Tel qu’il a été inventé en 1945, le juge pour enfants constitue la clé de voûte du système judiciaire des mineurs. C’est une pratique basée sur l’accompagnement et l’engagement autour des parcours individuels des enfants et adolescents. L’objectif est de construire, dans la durée, une réponse complexe adaptée à chaque mineur.
En quoi cette loi pourrait-elle bouleverser la nature de la justice des mineurs ?
C’est la disparition du juge pour enfants tel qu’on le connaît qui est la plus préoccupante. Ce texte propose une banalisation de la fonction. Elle pourrait être votée dans l’indifférence générale alors qu’elle va complètement transformer la justice des mineurs. Dorénavant, le juge pour enfants interviendra de la même manière que le juge des majeurs : ponctuellement, sans accompagnement. Le texte préconise la mise en place d’un tribunal correctionnel des mineurs au sein duquel le juge pour enfants sera en minorité [il siégera avec deux magistrats non spécialisés]. On nous demande d’intervenir sur un jeune qu’on ne connaîtra ni avant ni après. Finalement, ce texte ne garde du juge pour enfants que le titre.
En préconisant le placement en centre éducatif fermé ou l’assignation à résidence sous surveillance électronique dès treize ans, on renonce à une justice dédiée aux enfants ?
Globalement, cette réforme vise à rapprocher, voire à calquer complètement, le traitement des mineurs au pénal sur celui des majeurs. Il est rapproché du principe des comparutions immédiates, qui est pourtant l’un des aspects de la justice pénale des majeurs le plus sujet à critiques.

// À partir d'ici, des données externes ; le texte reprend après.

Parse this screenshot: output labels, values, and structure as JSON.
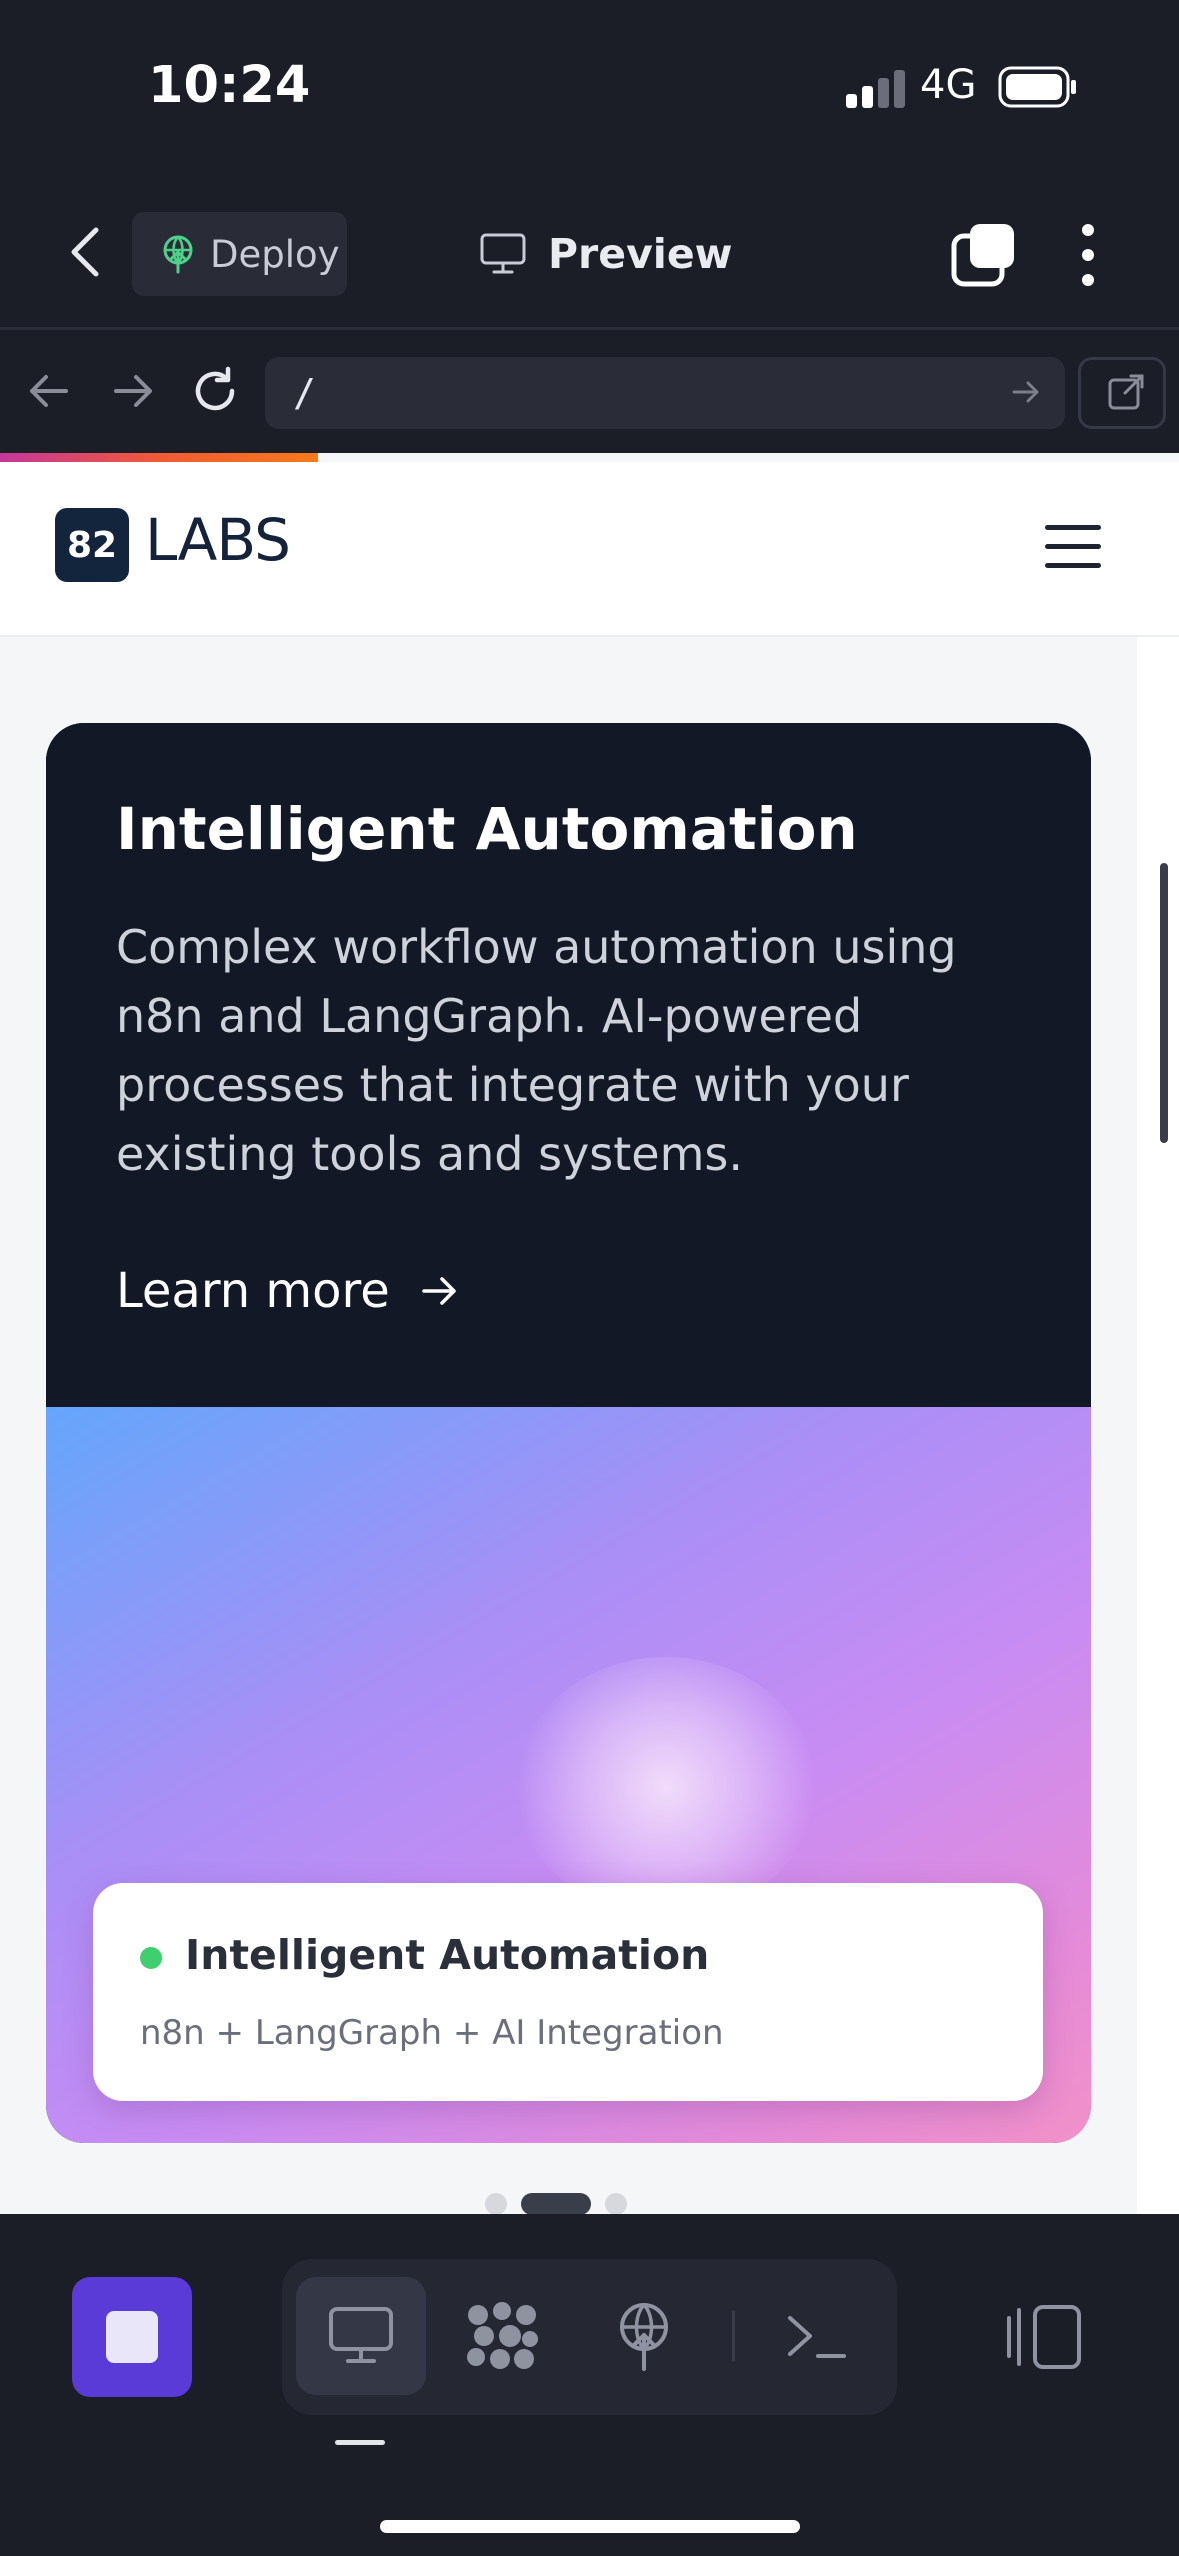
{
  "status_bar": {
    "time": "10:24",
    "network": "4G",
    "icons": [
      "signal-icon",
      "battery-icon"
    ]
  },
  "top_bar": {
    "deploy_label": "Deploy",
    "preview_label": "Preview",
    "icons": [
      "chevron-left-icon",
      "deploy-icon",
      "monitor-icon",
      "tabs-icon",
      "more-vertical-icon"
    ]
  },
  "url_bar": {
    "path": "/",
    "icons": [
      "arrow-left-icon",
      "arrow-right-icon",
      "reload-icon",
      "go-arrow-icon",
      "external-link-icon"
    ]
  },
  "site": {
    "logo_number": "82",
    "logo_text": "LABS",
    "progress_fraction": 0.27,
    "card": {
      "title": "Intelligent Automation",
      "description": "Complex workflow automation using n8n and LangGraph. AI-powered processes that integrate with your existing tools and systems.",
      "cta": "Learn more",
      "badge_title": "Intelligent Automation",
      "badge_subtitle": "n8n + LangGraph + AI Integration",
      "status_color": "#3fcf6e"
    },
    "carousel": {
      "count": 3,
      "active_index": 1
    }
  },
  "bottom_bar": {
    "tabs": [
      "monitor-icon",
      "apps-grid-icon",
      "deploy-icon",
      "terminal-icon"
    ],
    "active_tab": 0,
    "accent": "#5b3bd7"
  }
}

Pour les jeunes concernés, quelles seraient les conséquence d’une telle réforme ?
Cette réforme conduit à un désengagement. Paradoxalement, cette réforme propose une répression beaucoup plus forte, mais un projet global beaucoup plus laxiste. On répond tout de suite et vite, mais on va être beaucoup moins exigeant à l’égard des mineurs. Certains adolescents particulièrement difficiles et rétifs à l’intervention d’un juge y trouveront un certain confort : la justice sera peut-être plus sévère et plus brutale mais une fois qu’elle aura pris sa décision ce sera terminé et le travail d’accompagnement n’existera pas. C’est une justice qui renonce.